As previously mentioned, opting for a lightweight texture will help keep that outer layer nourished without feeling too heavy on your skin. You can even use a dual-purpose moisturizer if you want to simplify your skincare routine even more.
"Adopting the use of dual or multi purpose moisturizers helps prevent clogging pores and putting unnecessary products on your face that achieve similar goals," says Anna Chacon, M.D., a dermatologist. If you’re still planning to skip the moisturizer this summer, Chacon says to cut down on your time in the shower since water can dehydrate the skin.
4. choose skincare products and makeup that are oil-free and non-comedogenic
In case you didn't know, non-comedogenic is a fancy word for a product formulated without pore-clogging ingredients. This serves two purposes: It decreases the oiliness of your skin and prevents clogging your pores.
"I naturally suffer from oily skin, so for me personally I cleanse my skin daily using a product that contains hydrating and purifying ingredients," Burns tells Lively. Her cleanser is gel-based as opposed to a cream-based formula, which would only increase oiliness.
You should also take a close look at your makeup product labels and only keeping products that are non-comedogenic, recommends Vergara-Wijangco. In addition to this, she says to wear makeup that won't occlude your skin. "That might include options like a powder sunscreen, an oil-free primer or a lightweight foundation."
5. apply sunscreen religiously
No matter the forecast, you should always take the time to apply SPF before heading outdoors. It's skincare 101.
"UV rays break down collagen and lead to premature aging so it's my number one priority when choosing an appropriate sunscreen," says Burns.
But it can be difficult to know which one to use. Physical or chemical? SPF 50 or SPF 30? For this, take a tip from the derms: Kollipara likes a SPF 50 or higher physical sunscreen with zinc and titanium, like ISDIN's Eryfotona Actinica.

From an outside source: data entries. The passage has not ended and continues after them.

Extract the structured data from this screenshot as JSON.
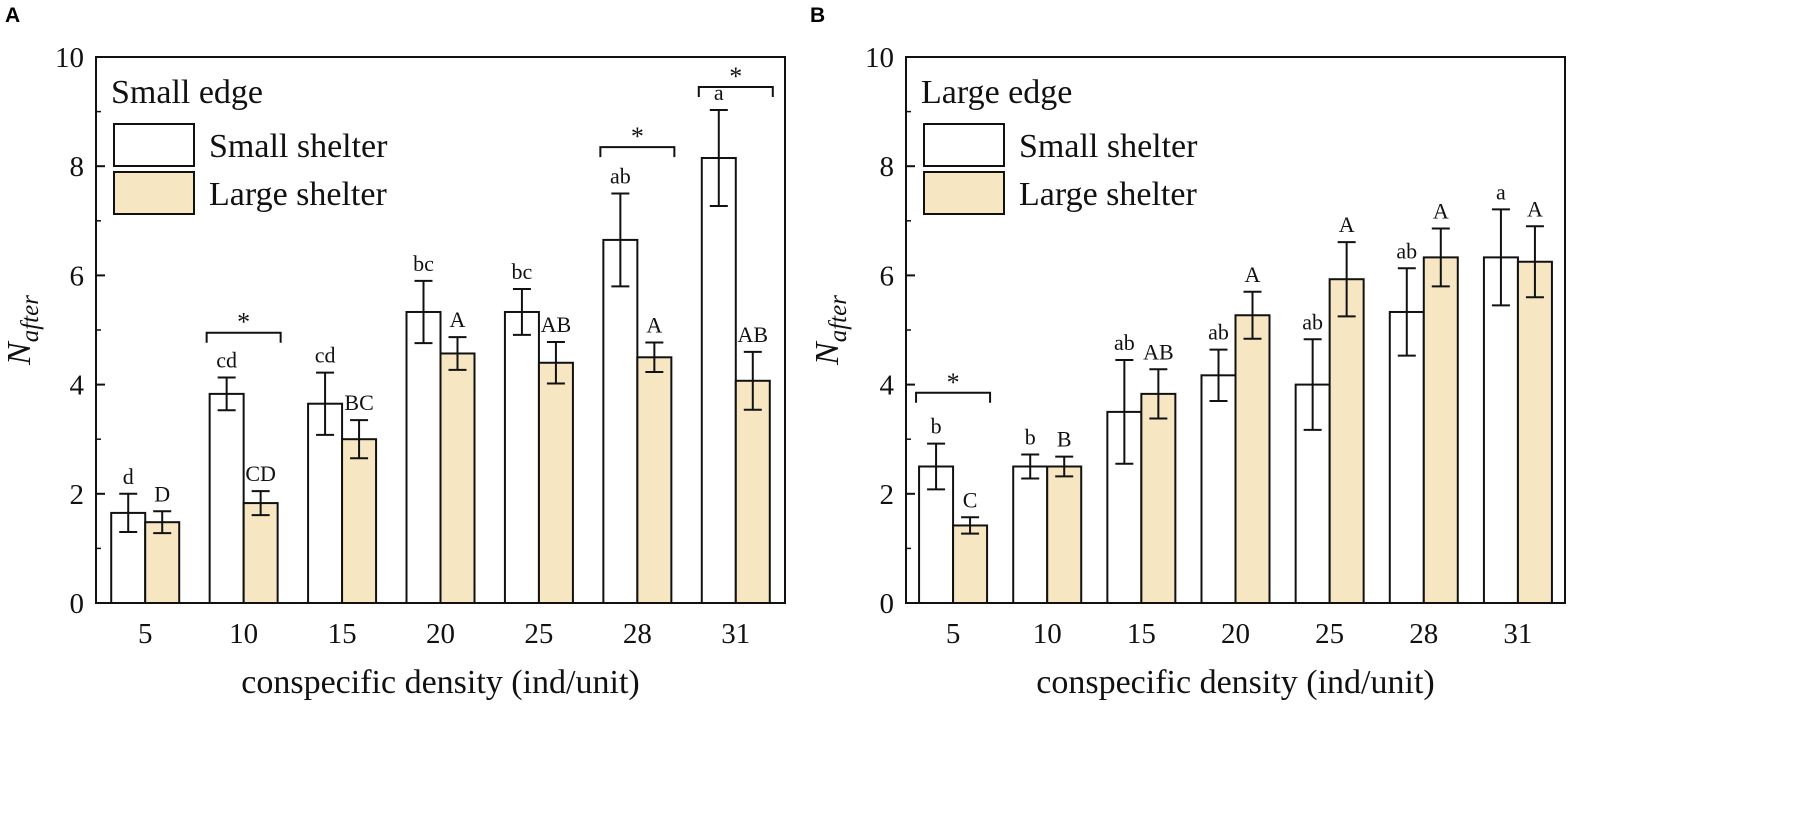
{
  "colors": {
    "small_shelter": "#ffffff",
    "large_shelter": "#f7e6c2",
    "stroke": "#111111"
  },
  "chart_data": [
    {
      "panel_label": "A",
      "type": "bar",
      "title": "Small edge",
      "xlabel": "conspecific density (ind/unit)",
      "ylabel_main": "N",
      "ylabel_sub": "after",
      "ylim": [
        0,
        10
      ],
      "yticks": [
        "0",
        "2",
        "4",
        "6",
        "8",
        "10"
      ],
      "categories": [
        "5",
        "10",
        "15",
        "20",
        "25",
        "28",
        "31"
      ],
      "legend": [
        "Small shelter",
        "Large shelter"
      ],
      "series": [
        {
          "name": "Small shelter",
          "values": [
            1.65,
            3.83,
            3.65,
            5.33,
            5.33,
            6.65,
            8.15
          ],
          "errors": [
            0.35,
            0.3,
            0.57,
            0.57,
            0.42,
            0.85,
            0.88
          ],
          "letters": [
            "d",
            "cd",
            "cd",
            "bc",
            "bc",
            "ab",
            "a"
          ]
        },
        {
          "name": "Large shelter",
          "values": [
            1.48,
            1.83,
            3.0,
            4.57,
            4.4,
            4.5,
            4.07
          ],
          "errors": [
            0.2,
            0.22,
            0.35,
            0.3,
            0.38,
            0.27,
            0.53
          ],
          "letters": [
            "D",
            "CD",
            "BC",
            "A",
            "AB",
            "A",
            "AB"
          ]
        }
      ],
      "significance": [
        {
          "category": "10",
          "label": "*",
          "bracket_y": 4.95
        },
        {
          "category": "28",
          "label": "*",
          "bracket_y": 8.35
        },
        {
          "category": "31",
          "label": "*",
          "bracket_y": 9.45
        }
      ]
    },
    {
      "panel_label": "B",
      "type": "bar",
      "title": "Large edge",
      "xlabel": "conspecific density (ind/unit)",
      "ylabel_main": "N",
      "ylabel_sub": "after",
      "ylim": [
        0,
        10
      ],
      "yticks": [
        "0",
        "2",
        "4",
        "6",
        "8",
        "10"
      ],
      "categories": [
        "5",
        "10",
        "15",
        "20",
        "25",
        "28",
        "31"
      ],
      "legend": [
        "Small shelter",
        "Large shelter"
      ],
      "series": [
        {
          "name": "Small shelter",
          "values": [
            2.5,
            2.5,
            3.5,
            4.17,
            4.0,
            5.33,
            6.33
          ],
          "errors": [
            0.42,
            0.22,
            0.95,
            0.47,
            0.83,
            0.8,
            0.88
          ],
          "letters": [
            "b",
            "b",
            "ab",
            "ab",
            "ab",
            "ab",
            "a"
          ]
        },
        {
          "name": "Large shelter",
          "values": [
            1.42,
            2.5,
            3.83,
            5.27,
            5.93,
            6.33,
            6.25
          ],
          "errors": [
            0.15,
            0.18,
            0.45,
            0.43,
            0.68,
            0.53,
            0.65
          ],
          "letters": [
            "C",
            "B",
            "AB",
            "A",
            "A",
            "A",
            "A"
          ]
        }
      ],
      "significance": [
        {
          "category": "5",
          "label": "*",
          "bracket_y": 3.85
        }
      ]
    }
  ]
}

Meanwhile, Burns uses an SPF-30 water-resistant sunscreen, which blocks 97 percent of the UVB rays. With so many different sunscreens available, the goal is to find what works for you. Burns' sunscreen is ideal for her lifestyle since it ensures she remains protected if she sweats due to the heat or working out.
6. They avoid direct sun exposure
You don't have to miss out on summer fun entirely – just ideally during peak sunlight hours (typically between 10 a.m. to 2 p.m.) Chacon recommends going outdoors after sunset or before sunrise or taking outdoor activities inside whenever possible.

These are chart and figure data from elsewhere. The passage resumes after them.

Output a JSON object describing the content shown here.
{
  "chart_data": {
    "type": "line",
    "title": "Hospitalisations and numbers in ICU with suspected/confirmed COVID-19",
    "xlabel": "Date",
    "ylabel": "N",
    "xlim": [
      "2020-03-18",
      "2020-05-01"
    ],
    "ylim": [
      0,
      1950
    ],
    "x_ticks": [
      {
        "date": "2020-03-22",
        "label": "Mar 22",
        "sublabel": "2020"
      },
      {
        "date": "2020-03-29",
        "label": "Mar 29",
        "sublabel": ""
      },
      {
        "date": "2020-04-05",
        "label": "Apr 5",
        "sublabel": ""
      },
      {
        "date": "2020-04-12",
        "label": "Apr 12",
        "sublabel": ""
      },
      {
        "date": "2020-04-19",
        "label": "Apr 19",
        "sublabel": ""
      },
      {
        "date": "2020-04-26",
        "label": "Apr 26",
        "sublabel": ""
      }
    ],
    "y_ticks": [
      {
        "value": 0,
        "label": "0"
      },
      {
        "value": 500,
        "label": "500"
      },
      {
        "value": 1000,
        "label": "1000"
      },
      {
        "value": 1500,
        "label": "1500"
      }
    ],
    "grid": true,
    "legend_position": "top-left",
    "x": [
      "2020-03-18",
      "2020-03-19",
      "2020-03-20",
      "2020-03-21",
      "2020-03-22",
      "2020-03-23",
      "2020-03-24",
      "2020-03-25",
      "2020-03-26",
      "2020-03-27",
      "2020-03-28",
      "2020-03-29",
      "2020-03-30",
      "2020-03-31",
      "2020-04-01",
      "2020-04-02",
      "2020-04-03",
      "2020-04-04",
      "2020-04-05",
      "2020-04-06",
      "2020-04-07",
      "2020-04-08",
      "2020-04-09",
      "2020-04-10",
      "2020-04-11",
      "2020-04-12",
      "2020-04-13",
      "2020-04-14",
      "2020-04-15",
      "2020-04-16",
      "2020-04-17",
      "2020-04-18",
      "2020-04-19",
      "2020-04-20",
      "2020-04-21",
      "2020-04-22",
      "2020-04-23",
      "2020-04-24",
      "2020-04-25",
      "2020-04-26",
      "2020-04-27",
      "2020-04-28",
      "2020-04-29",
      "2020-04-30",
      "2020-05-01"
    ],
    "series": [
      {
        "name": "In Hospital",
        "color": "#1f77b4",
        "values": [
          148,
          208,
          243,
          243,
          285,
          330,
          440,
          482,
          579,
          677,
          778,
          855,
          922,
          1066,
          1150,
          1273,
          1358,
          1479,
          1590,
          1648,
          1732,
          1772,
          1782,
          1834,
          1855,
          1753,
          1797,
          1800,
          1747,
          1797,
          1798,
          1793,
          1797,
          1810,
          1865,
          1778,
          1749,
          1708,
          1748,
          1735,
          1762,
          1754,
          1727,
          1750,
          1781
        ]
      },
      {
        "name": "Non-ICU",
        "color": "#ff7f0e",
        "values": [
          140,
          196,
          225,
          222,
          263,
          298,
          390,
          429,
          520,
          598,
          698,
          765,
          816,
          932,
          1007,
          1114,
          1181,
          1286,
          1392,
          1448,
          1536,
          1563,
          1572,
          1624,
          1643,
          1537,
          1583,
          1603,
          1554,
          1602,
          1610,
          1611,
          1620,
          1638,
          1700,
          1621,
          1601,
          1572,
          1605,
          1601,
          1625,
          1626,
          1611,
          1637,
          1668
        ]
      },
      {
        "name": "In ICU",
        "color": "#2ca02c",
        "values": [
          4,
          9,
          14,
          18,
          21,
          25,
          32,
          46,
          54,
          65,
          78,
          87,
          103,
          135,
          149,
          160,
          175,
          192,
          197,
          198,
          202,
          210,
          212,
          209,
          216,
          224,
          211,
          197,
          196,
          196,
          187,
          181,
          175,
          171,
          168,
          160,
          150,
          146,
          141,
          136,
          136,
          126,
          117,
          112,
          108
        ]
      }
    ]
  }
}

We get it, though: it can be difficult to avoid the sun all summer long. This is where additional sun protection comes in. Think sun-protective clothing, wide-brim hats and sunglasses in the sun.

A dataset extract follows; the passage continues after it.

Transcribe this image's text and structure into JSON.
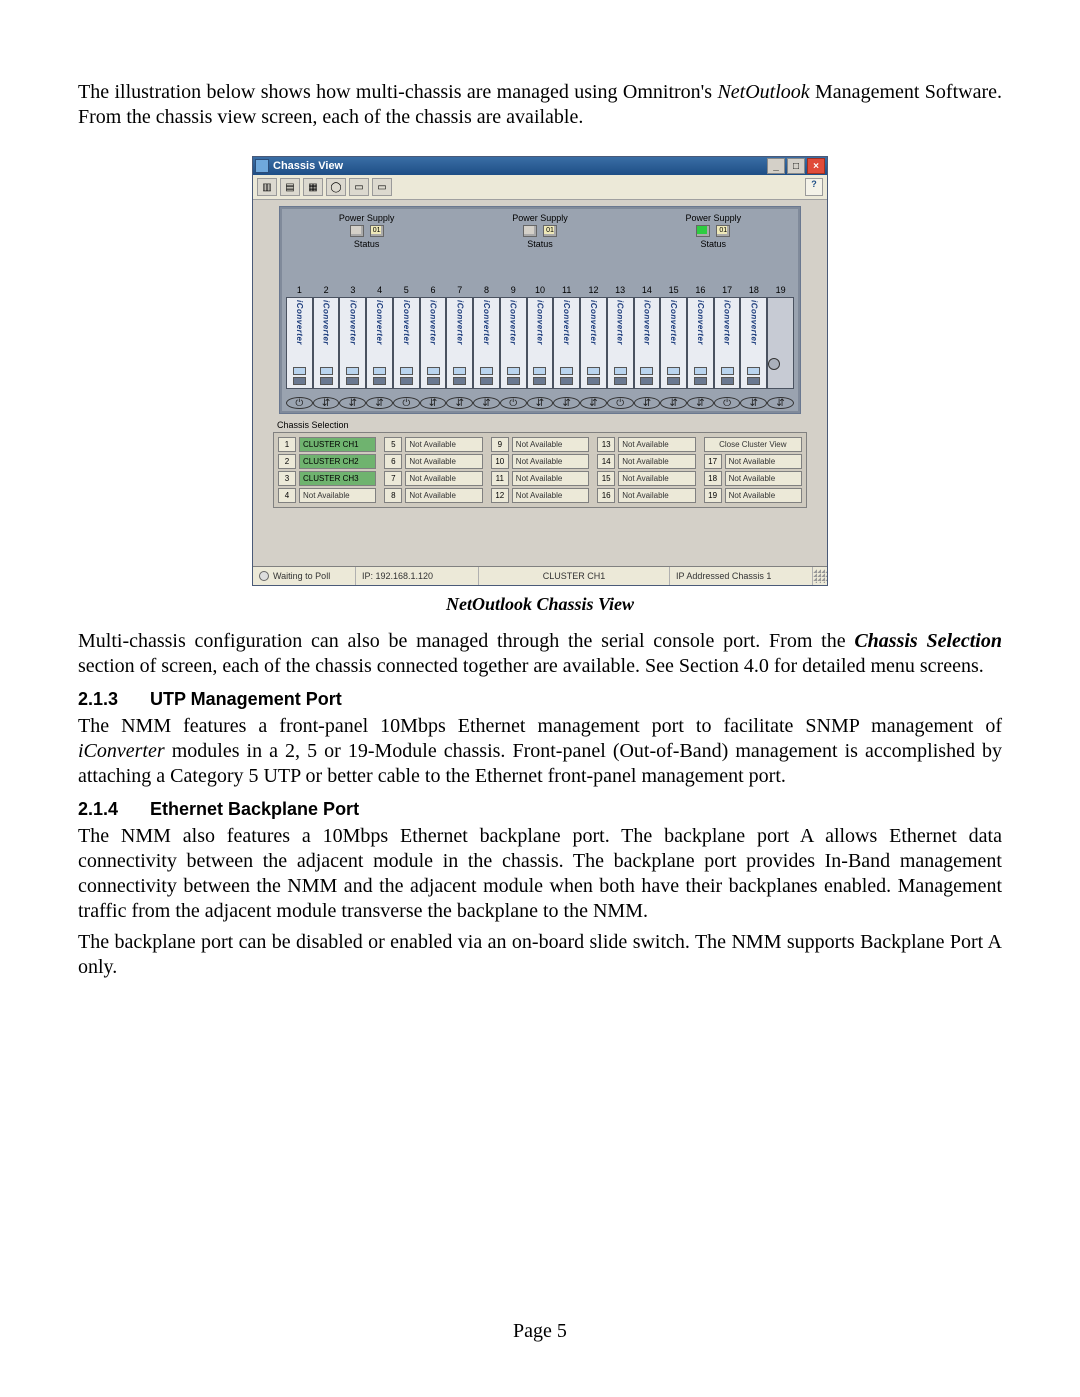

"We don't expect you to wear a long-sleeve shirt every single moment you're on the beach, but be mindful to expose as little of your body as possible to direct sunlight," says Vergara-Wijangco. "That might mean sitting underneath an umbrella, wearing an extra-large hat or avoiding the midday sun."
After the hibernation that was winter, it's time to slough away those dead skin cells. You can start slow by simply incorporating "more exfoliation" into your skin-care routine. "That doesn't mean a daily dose of all your favorite acids, but try slowly increasing the amount of days you exfoliate per week," says Vergara-Wijangco.